Joseph Bennett (May 9, 1816 - June 25, 1882) was an American politician in Mississippi. A Republican who eventually switched to become a Democrat, he served in the Mississippi State Senate in 1852 and 1854, and from 1870 to 1876. He was its president pro tempore from 1872 to 1874.

== Early life ==
Joseph Bennett was born on May 9, 1816, in Wayne County, Mississippi. He moved to Rankin County, Mississippi, at the age of 19.

== Career ==
Bennett served as Probate Clerk of Rankin County for 8 years including in 1843. He was a Delegate to the Democratic State Convention in 1847.

He represented Rankin and Smith Counties in the Mississippi State Senate in 1852 and 1854. He was a Delegate to the State Temperance Convention on May 4, 1853. He was elected to represent the 8th District (Hinds, Rankin, and Simpson Counties) in the Mississippi State Senate in 1869, defeating W. F. Fitzgerald and Henry Patterson.
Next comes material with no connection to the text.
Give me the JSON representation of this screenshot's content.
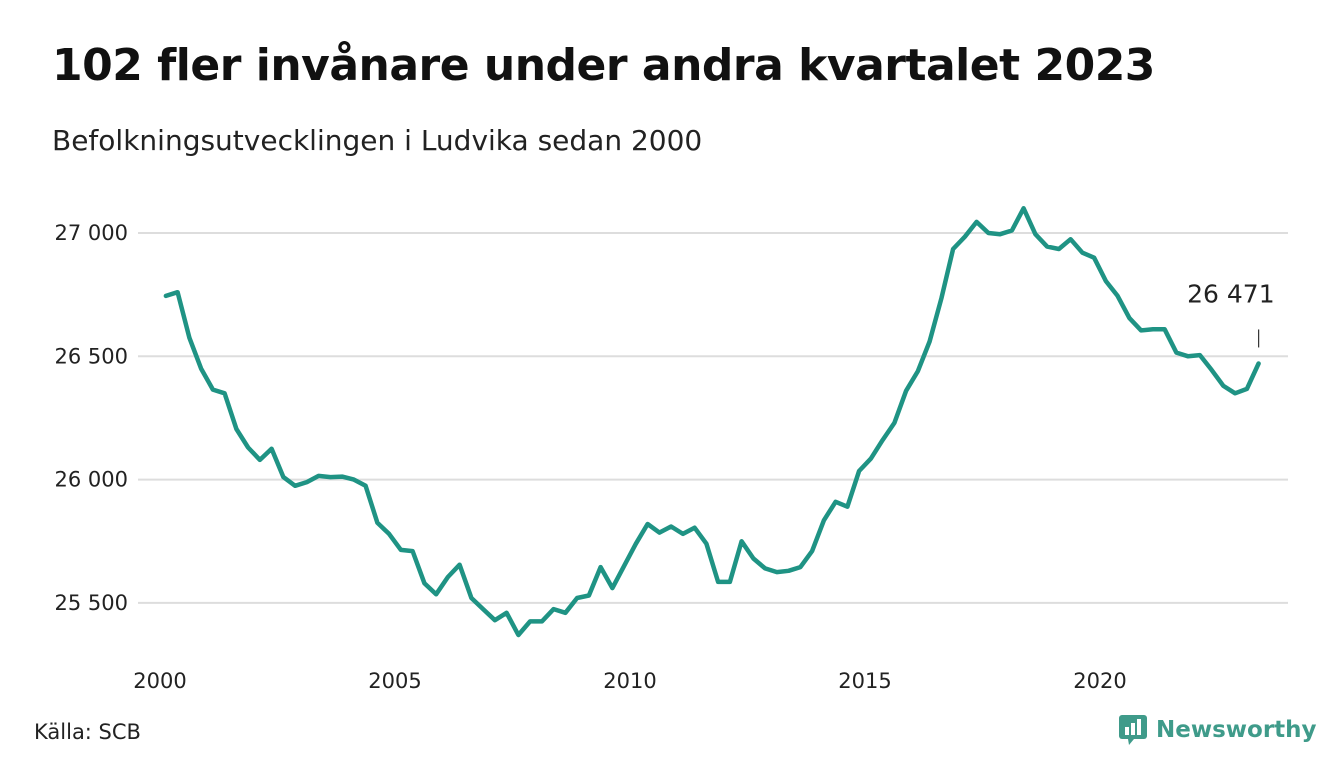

He was considered a conservative Republican. He was then re-elected to represent the 11th District, and on January 5, 1872, he was elected to serve as president pro tempore of the Senate. According to one source, Bennett succeeded Ridgley C. Powers as Lieutenant Governor after Powers became Governor. In July 1872, he announced his endorsement of Democrat Horace Greeley in that year's Presidential Election. He was elected again to the 11th District, and resigned his position of President pro tempore on January 21, 1874.

Bennett renounced his association with the Republican Party in August 1875. His term ended in 1876. He died on June 25, 1882, in Madison Station, Mississippi.